Credit scores serve as the numerical representation of financial responsibility, allowing lenders to determine just how assiduous borrowers are about making their payments on time. However, a new poll suggests that a considerable chunk of Canadians aren’t altogether interested in – or oblivious to – monitoring their credit scores to ensure that they’re in sound shape.
Nearly 60 percent of Canadian consumers – 57 percent – say that they’ve never bothered to so much as look up their credit score, according to a newly released poll conducted by Ipsos and commissioned by Capital One Canada. What’s more, among those who have determined what their scores are, 43 percent indicate they obtained it from a financial institution, rather than an online resource or credit agency. It’s an indication that instead of consumers being fastidious about their degree of creditworthiness, they’re only interested in it when they need to know it.
Shane Holdaway, president of Capital One Canada, noted that there’s a laundry list of reasons as to why proactively tracking one’s credit score is not only highly recommended but essential.
“A strong credit score makes many important life milestones, like renting that first apartment or buying that first car or home, a real possibility,” Holdaway said. “We want to help our customers reach those goals.”
To make obtaining one credit score easier, Capital One Canada recently launched an online tool that provides users with their credit score with a few keystrokes.
Paying more than minimum amount can bring dividends
One of the most effective ways in which to raise one’s credit score is by taking care of balances promptly, like those placed on a credit card, before the due date. Ideally, payments should be made in full. According to a recent survey conducted by TransUnion, nearly 88 percent of polled respondents said that they “often” pay an amount that’s larger than the minimum due. However, 40 percent of the survey’s participants said that they didn’t realize that paying debts off in full was advantageous to their overall creditworthiness.

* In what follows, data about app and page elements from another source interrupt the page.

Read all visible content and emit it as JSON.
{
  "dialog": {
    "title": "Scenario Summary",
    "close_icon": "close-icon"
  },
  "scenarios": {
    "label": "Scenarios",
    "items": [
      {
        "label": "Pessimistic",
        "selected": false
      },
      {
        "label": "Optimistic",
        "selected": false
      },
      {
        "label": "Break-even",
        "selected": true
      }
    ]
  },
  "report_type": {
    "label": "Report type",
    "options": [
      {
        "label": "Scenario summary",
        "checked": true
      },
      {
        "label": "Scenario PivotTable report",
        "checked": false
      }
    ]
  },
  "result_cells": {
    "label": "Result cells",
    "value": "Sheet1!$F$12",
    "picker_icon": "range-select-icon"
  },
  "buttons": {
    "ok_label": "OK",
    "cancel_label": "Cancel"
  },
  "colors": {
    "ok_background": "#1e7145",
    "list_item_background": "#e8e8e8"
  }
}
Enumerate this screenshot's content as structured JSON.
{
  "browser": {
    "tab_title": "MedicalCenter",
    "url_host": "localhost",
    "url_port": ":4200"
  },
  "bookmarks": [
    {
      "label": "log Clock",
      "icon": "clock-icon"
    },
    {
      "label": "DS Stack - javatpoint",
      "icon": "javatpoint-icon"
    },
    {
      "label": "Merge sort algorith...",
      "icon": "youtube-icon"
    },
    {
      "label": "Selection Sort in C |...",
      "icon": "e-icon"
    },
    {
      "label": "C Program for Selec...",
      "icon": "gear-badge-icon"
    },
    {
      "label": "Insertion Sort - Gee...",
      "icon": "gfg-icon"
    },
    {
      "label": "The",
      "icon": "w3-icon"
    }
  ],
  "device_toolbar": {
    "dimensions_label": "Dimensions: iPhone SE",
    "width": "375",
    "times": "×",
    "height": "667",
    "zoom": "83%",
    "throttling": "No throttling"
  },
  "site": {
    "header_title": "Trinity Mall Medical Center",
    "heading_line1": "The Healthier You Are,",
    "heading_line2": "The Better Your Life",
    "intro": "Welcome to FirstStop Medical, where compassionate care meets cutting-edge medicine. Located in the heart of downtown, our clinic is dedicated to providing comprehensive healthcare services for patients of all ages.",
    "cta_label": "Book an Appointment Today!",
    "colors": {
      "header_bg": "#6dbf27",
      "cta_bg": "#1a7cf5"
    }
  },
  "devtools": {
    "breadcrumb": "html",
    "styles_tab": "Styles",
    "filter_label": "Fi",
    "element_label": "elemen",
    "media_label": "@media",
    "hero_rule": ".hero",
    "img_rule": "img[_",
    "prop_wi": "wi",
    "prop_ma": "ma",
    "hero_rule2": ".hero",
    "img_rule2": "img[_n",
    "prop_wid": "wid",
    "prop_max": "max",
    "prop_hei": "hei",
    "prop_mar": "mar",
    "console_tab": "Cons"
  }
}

TransUnion used the following as an example. Suppose a consumer is spending $400 in monthly payments to settle debts on three credit cards, when the minimum due is $200. This translates to a Total Payment Ratio of 2.0. TPR is a metric that the credit agency uses to analyze borrower performance on loans. But if the same consumer were to spend $1,200 for these credit cards, that would result in a TPR of 6.0.
Ezra Becker, senior vice president of global research at TransUnion, indicated that these advantages are available to anyone and everyone that uses credit for purchase needs.
“Our research shows that consumers across the globe – be it in North America or Asia – can benefit from paying more than the minimum due,” Becker explained. “This may sound intuitive – consumers who are able to pay more usually have more liquidity and therefore are less likely to miss payments. But it is the quantification of this intuition that is important.”
TPR assesses chances of delinquency
Credit agencies use metrics like TPR to assess how at risk borrowers are of defaulting. The higher the number, the greater the chances.
Responsibly using a variety of credit forms is another way to strengthen creditworthiness, such as a mortgage or financing a vehicle. Financial experts say that this strategy is more effective than using multiple credit cards. Interestingly, Canadians seem to be using fewer credit cards these days. Last year, open and active credit card use decreased by roughly 800,000, according to TransUnion’s most recent Canada Industry Insights Report, bringing the total volume to 43.4 million credit cards from 44.2 million during the fourth quarter of 2015. Regardless, credit card balances are growing, averaging roughly $4,100 per borrower in the fourth quarter of 2016, up from $4,000 during the previous year’s concluding three-month period.